Now focusing on my default.build file, this tends to contain a lot of upfront properties, such as directories used (i.e libs, output, package, project, tests) so they can all be evaluated up front. Then the other *.build files contain relevant build scripts, such as tests.build would deal with Nunit and run Unit/Integration/Acceptance tests etc.
The main problem for me here is that I have these environmental properties which configure the build for each environment, and then a lot of pre-defined properties which are overridden when invoked from the command line, i.e you would pass environment=live if you were building for a live environment, or if you left it blank it would default the environment to dev, and on the CI server it would set the environment to ci.
None of the examples I can find seem to tell me how to have default properties/variables that are overridden by the command line with Rake, I know you can set properties and get them out via the Env[] mechanism, but to use this I would need to set a global variable as normal then have a step which checks any env vars passed in and overwrite the global variables with those properties, also the only way I can see to allow external configuration files is to use global variables within them and include it, which I don't mind doing but I was hoping there was some best practises in this area I could learn from.
Also the final thing I was thinking about was that really the only variable to be passed in would be the environment (dev,ci,live etc) so I could make it so the default build task required an argument to be passed in, which is supported, but not sure if this is best as I would want it to run as "dev" if nothing was set, and this means you would always need to set one (not end of the world).

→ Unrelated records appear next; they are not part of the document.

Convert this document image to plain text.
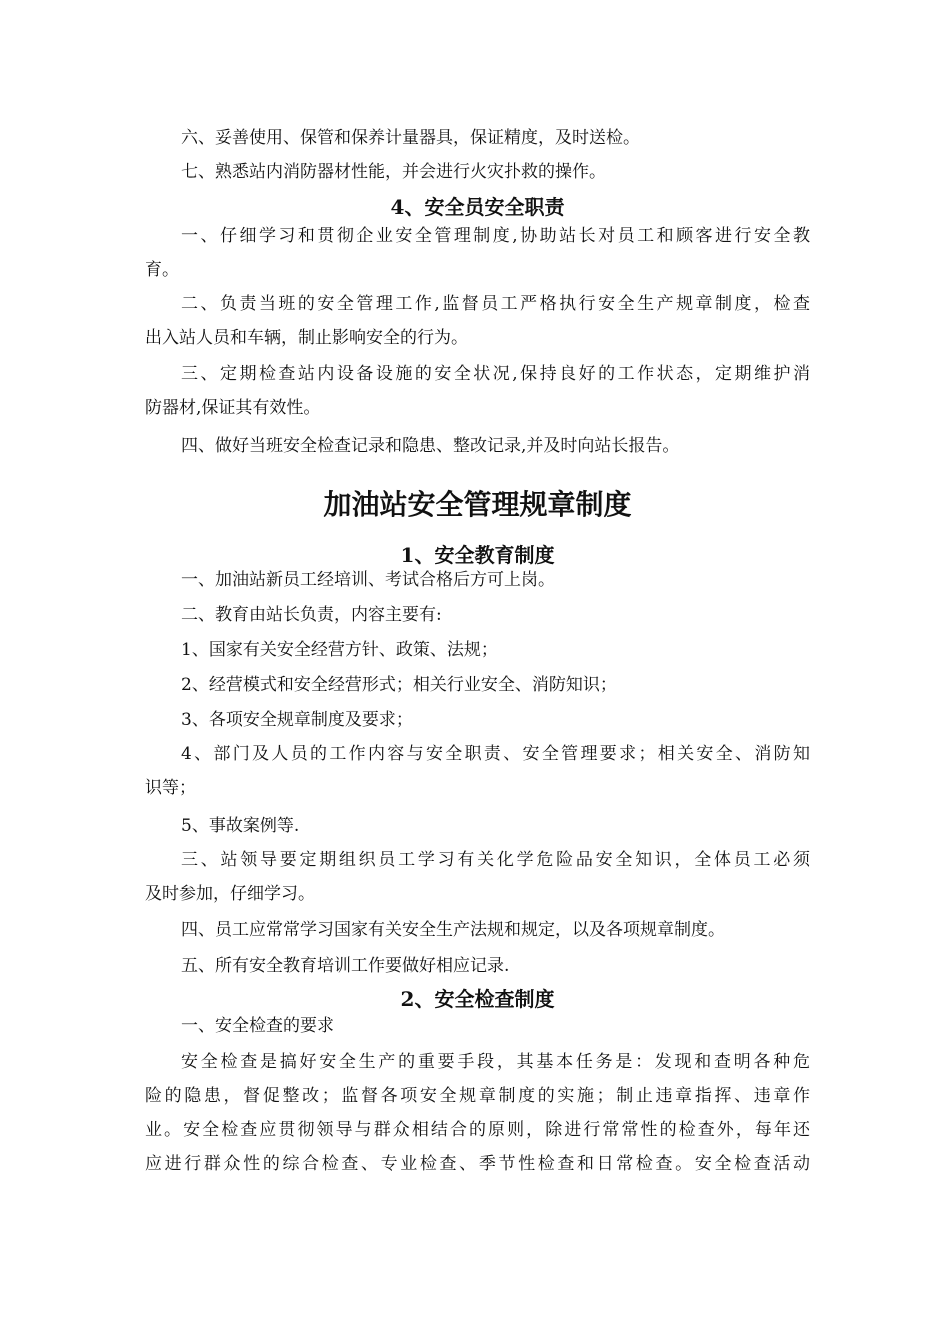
六、妥善使用、保管和保养计量器具，保证精度，及时送检。

七、熟悉站内消防器材性能，并会进行火灾扑救的操作。

4、安全员安全职责
一、仔细学习和贯彻企业安全管理制度,协助站长对员工和顾客进行安全教
育。
二、负责当班的安全管理工作,监督员工严格执行安全生产规章制度，检查
出入站人员和车辆，制止影响安全的行为。
三、定期检查站内设备设施的安全状况,保持良好的工作状态，定期维护消
防器材,保证其有效性。

四、做好当班安全检查记录和隐患、整改记录,并及时向站长报告。

加油站安全管理规章制度
1、安全教育制度

一、加油站新员工经培训、考试合格后方可上岗。

二、教育由站长负责，内容主要有:

1、国家有关安全经营方针、政策、法规；

2、经营模式和安全经营形式；相关行业安全、消防知识；

3、各项安全规章制度及要求；

4、部门及人员的工作内容与安全职责、安全管理要求；相关安全、消防知
识等；

5、事故案例等.

三、站领导要定期组织员工学习有关化学危险品安全知识，全体员工必须
及时参加，仔细学习。

四、员工应常常学习国家有关安全生产法规和规定，以及各项规章制度。

五、所有安全教育培训工作要做好相应记录.

2、安全检查制度

一、安全检查的要求

安全检查是搞好安全生产的重要手段，其基本任务是：发现和查明各种危
险的隐患，督促整改；监督各项安全规章制度的实施；制止违章指挥、违章作
业。安全检查应贯彻领导与群众相结合的原则，除进行常常性的检查外，每年还
应进行群众性的综合检查、专业检查、季节性检查和日常检查。安全检查活动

As you can see there are quite a few questions in this area, taking my existing approach and trying to adapt it to work with Rake. Any advice or information would be great!
This isn't the proper answer, but I have basically kept the same soft of structure as above and used global variables for everything. So I have a properties file which contains something like:
$dir["project"] = "c:/Some/Project/Dir"
$dir["tests"] = "c:/Some/Tests/Dir"
$settings["auto-migrate-deltas"] = true
It is not really ideal, but it allows me to inject different properties based on the environment, it also makes alot of the build files less re-usable as they all use these global variables. Using parameter based tasks may make it more re-usable but there isn't a huge deal of documentation in this area and working examples, so I am just going to stick with the following system until I find a major problem.